Synthesizing a high-performance single-crystal cathode with a Ni-rich composition for use in Li-ion batteries is a difficult task. This is because sintering of particles requires calcination at high temperatures, but performing calcination at very high temperatures can damage Ni-rich layered cathode materials. Therefore, finding ways to reduce the calcination temperature required for the synthesis of single-crystal cathodes can improve the cathode's performance. In this research, a Ce dopant was introduced to successfully synthesize a Ni-rich single-crystal cathode with the composition Li[Ni0.9Co0.05Mn0.05]O2 (NCM90) at a calcination temperature that was 50°C lower than its optimal temperature. Dopants affect the growth and sintering behavior of cathode materials during calcination depending on their properties. For example, W retards the growth and sintering of grains, preventing the formation of single-crystal particles, while Ce promotes the formation of single-crystal particles.

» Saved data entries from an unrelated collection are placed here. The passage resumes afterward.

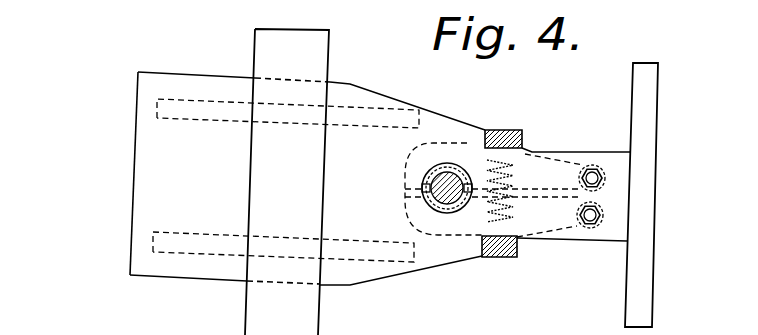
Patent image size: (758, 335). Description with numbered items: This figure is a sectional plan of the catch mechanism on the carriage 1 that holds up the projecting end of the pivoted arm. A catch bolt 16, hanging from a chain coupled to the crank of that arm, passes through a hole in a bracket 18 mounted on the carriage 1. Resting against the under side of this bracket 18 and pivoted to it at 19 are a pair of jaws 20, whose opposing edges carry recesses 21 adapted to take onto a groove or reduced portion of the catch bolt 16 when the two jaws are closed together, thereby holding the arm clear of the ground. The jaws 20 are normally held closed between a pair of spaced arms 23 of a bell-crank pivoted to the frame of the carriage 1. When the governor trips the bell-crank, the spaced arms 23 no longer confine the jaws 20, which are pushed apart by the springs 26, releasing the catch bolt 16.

The carriage 1 is at (642, 275).
The catch bolt 16 is at (435, 175).
The bracket 18 is at (615, 202).
The pivot 19 is at (595, 172).
The jaws 20 is at (568, 162).
The recesses 21 is at (468, 203).
The spaced arms of bell-crank 23 is at (498, 130).
The springs 26 is at (484, 172).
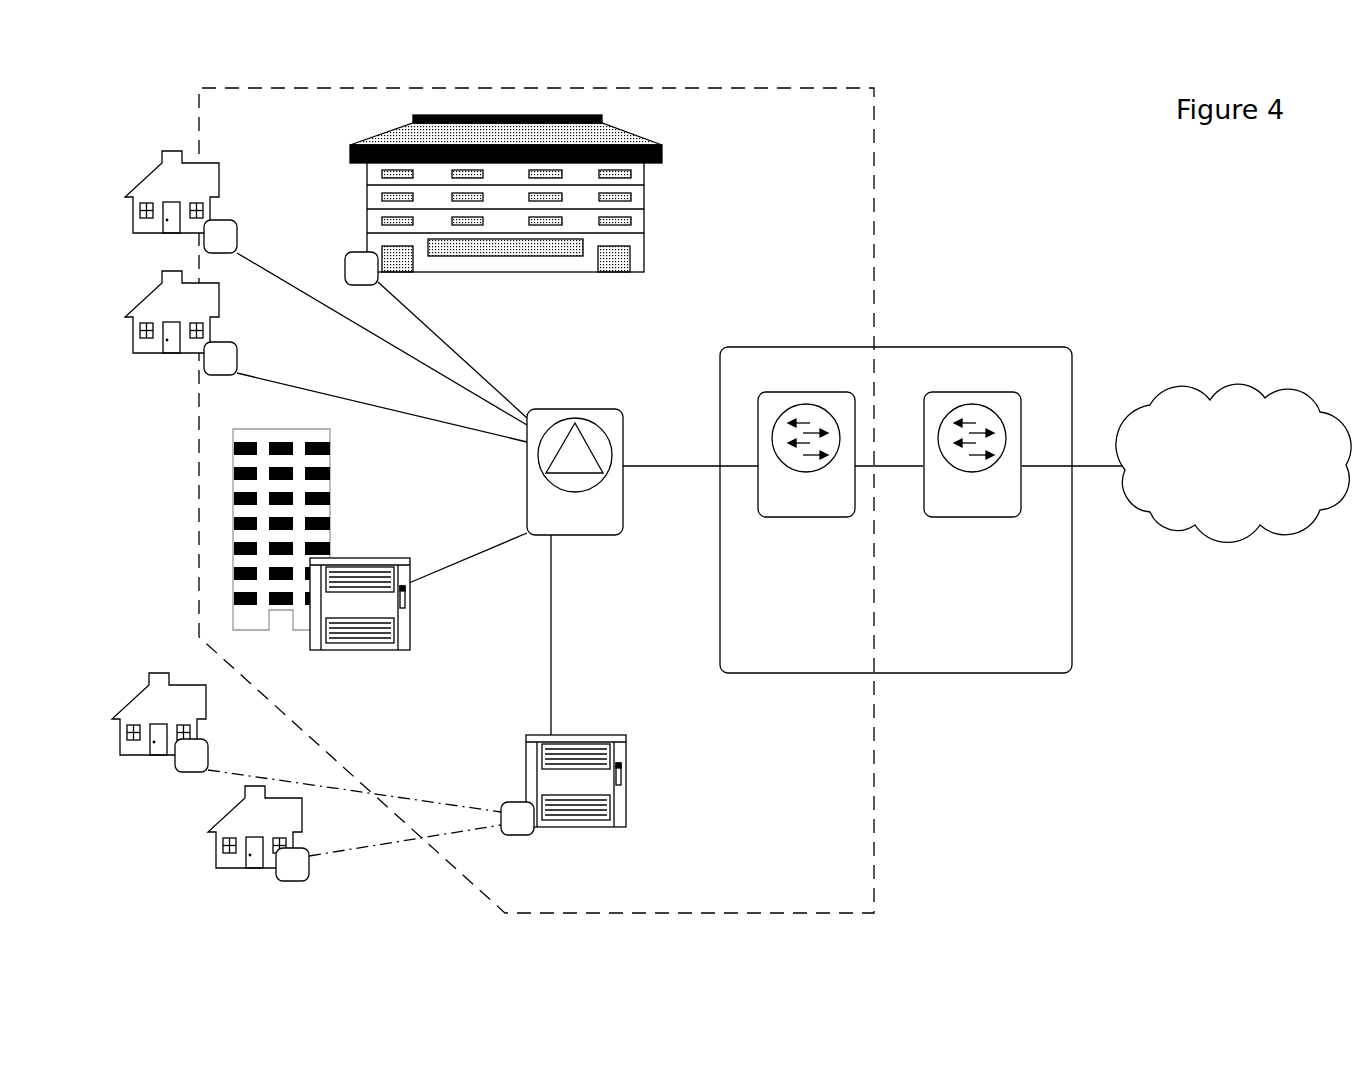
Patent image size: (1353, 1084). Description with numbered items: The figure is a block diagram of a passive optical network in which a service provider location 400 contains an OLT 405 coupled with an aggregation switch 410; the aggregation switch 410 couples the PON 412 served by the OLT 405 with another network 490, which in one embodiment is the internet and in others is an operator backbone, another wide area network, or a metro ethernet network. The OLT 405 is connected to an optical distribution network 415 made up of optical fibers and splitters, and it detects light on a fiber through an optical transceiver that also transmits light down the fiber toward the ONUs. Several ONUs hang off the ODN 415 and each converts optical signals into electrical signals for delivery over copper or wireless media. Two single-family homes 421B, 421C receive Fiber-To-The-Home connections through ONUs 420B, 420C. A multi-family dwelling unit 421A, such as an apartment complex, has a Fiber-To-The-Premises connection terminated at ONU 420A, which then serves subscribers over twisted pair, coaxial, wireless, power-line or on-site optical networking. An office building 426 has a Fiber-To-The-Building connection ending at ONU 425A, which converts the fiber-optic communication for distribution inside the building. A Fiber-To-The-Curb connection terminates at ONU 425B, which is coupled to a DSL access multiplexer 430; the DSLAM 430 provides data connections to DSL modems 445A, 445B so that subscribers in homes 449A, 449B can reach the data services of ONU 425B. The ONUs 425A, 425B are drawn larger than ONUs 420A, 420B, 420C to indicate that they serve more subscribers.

The service provider location 400 is at (896, 510).
The OLT 405 is at (806, 475).
The aggregation switch 410 is at (976, 483).
The PON 412 is at (910, 155).
The optical distribution network 415 is at (575, 472).
The ONU 420A is at (358, 252).
The ONU 420B is at (237, 221).
The ONU 420C is at (213, 375).
The multi-family dwelling unit 421A is at (645, 199).
The home 421B is at (125, 183).
The home 421C is at (125, 300).
The ONU 425A is at (360, 616).
The ONU 425B is at (587, 793).
The office building 426 is at (233, 547).
The DSL access multiplexer 430 is at (516, 835).
The DSL modem 445A is at (295, 883).
The DSL modem 445B is at (193, 773).
The house 449A is at (217, 868).
The house 449B is at (148, 680).
The network 490 is at (1233, 463).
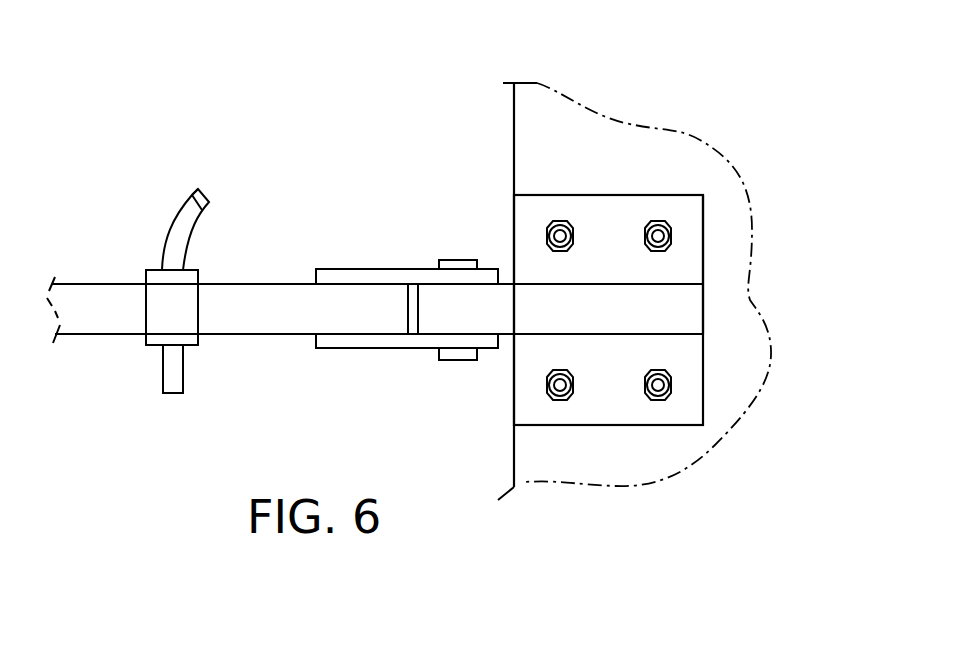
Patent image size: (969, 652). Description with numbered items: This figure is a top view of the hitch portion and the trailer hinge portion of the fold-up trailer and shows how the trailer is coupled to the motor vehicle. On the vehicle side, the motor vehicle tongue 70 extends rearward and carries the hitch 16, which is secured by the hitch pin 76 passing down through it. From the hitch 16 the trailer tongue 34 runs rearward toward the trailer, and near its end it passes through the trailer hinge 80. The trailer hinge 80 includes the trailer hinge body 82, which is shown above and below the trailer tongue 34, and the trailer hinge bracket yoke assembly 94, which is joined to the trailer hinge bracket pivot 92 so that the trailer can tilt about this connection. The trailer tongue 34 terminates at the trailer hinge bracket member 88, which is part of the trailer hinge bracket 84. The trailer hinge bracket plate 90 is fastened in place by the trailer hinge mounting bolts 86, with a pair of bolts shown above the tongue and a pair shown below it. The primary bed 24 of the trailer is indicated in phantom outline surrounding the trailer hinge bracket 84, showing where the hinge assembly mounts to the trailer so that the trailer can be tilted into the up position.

The hitch 16 is at (157, 278).
The primary bed 24 is at (701, 143).
The trailer tongue 34 is at (235, 298).
The motor vehicle tongue 70 is at (97, 319).
The hitch pin 76 is at (193, 198).
The trailer hinge 80 is at (375, 269).
The trailer hinge body 82 is at (370, 346).
The trailer hinge bracket 84 is at (687, 252).
The trailer hinge mounting bolt 86 is at (561, 236).
The trailer hinge bracket member 88 is at (687, 325).
The trailer hinge bracket plate 90 is at (598, 405).
The trailer hinge bracket pivot 92 is at (450, 356).
The trailer hinge bracket yoke assembly 94 is at (425, 272).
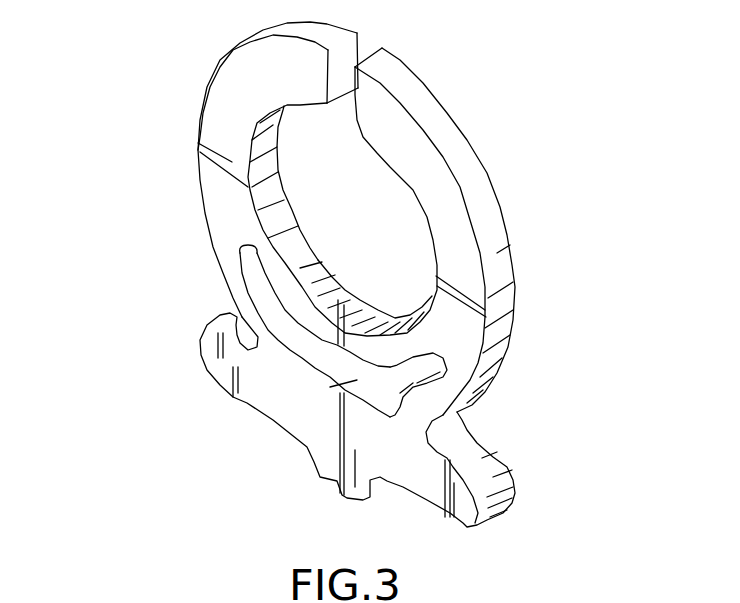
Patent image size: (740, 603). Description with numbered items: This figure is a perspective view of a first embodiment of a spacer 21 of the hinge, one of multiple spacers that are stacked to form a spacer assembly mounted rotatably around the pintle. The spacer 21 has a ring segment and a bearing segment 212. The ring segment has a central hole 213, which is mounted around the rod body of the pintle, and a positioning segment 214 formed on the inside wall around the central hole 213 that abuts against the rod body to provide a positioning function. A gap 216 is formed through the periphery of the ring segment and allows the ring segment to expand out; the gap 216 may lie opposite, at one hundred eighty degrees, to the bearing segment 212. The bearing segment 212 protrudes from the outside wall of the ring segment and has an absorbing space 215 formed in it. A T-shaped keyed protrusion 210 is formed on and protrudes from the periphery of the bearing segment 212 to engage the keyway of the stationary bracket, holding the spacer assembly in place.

The spacer 21 is at (417, 153).
The keyed protrusion 210 is at (337, 478).
The bearing segment 212 is at (462, 393).
The central hole 213 is at (392, 197).
The positioning segment 214 is at (382, 315).
The absorbing space 215 is at (300, 362).
The gap 216 is at (353, 63).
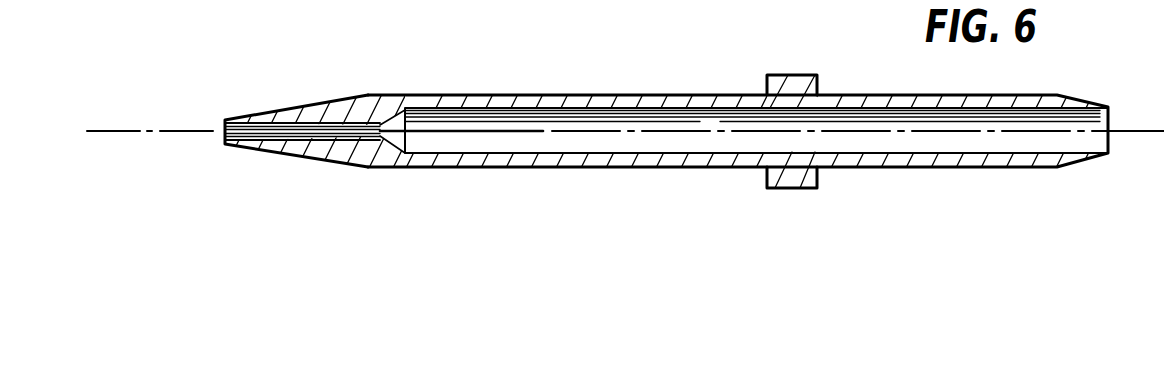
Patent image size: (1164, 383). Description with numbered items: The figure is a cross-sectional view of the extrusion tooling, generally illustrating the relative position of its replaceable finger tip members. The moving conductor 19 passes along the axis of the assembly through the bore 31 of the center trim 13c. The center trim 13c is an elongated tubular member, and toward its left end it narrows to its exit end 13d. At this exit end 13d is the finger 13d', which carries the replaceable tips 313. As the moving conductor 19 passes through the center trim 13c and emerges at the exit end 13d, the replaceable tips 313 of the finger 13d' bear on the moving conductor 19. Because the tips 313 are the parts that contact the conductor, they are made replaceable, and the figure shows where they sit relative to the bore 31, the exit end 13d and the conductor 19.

The center trim 13c is at (532, 87).
The exit end 13d is at (271, 134).
The finger 13d' is at (315, 120).
The bore 31 is at (643, 123).
The replaceable finger tips 313 is at (283, 130).
The moving conductor 19 is at (1133, 130).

Taking advantage of Ce's ability to promote single-crystal particle formation, a Ce-doped NCM90 cathode was synthesized at a calcination temperature of 800°C, while the undoped NCM90 cathode remained polycrystalline at this temperature. The Ce-doped NCM90 cathode showed an initial capacity of 199.7 mAh g−1 at 0.1 C, and after 100 cycles at 0.5 C, it retained 80.5% of its initial capacity, demonstrating better cycling stability than the undoped NCM90 cathode. The Ce dopant protracted the detrimental H2-H3 phase transition, which reduced capacity loss as revealed by differential capacity analysis. Additionally, the presence of Ce in the cathode improved its thermal stability.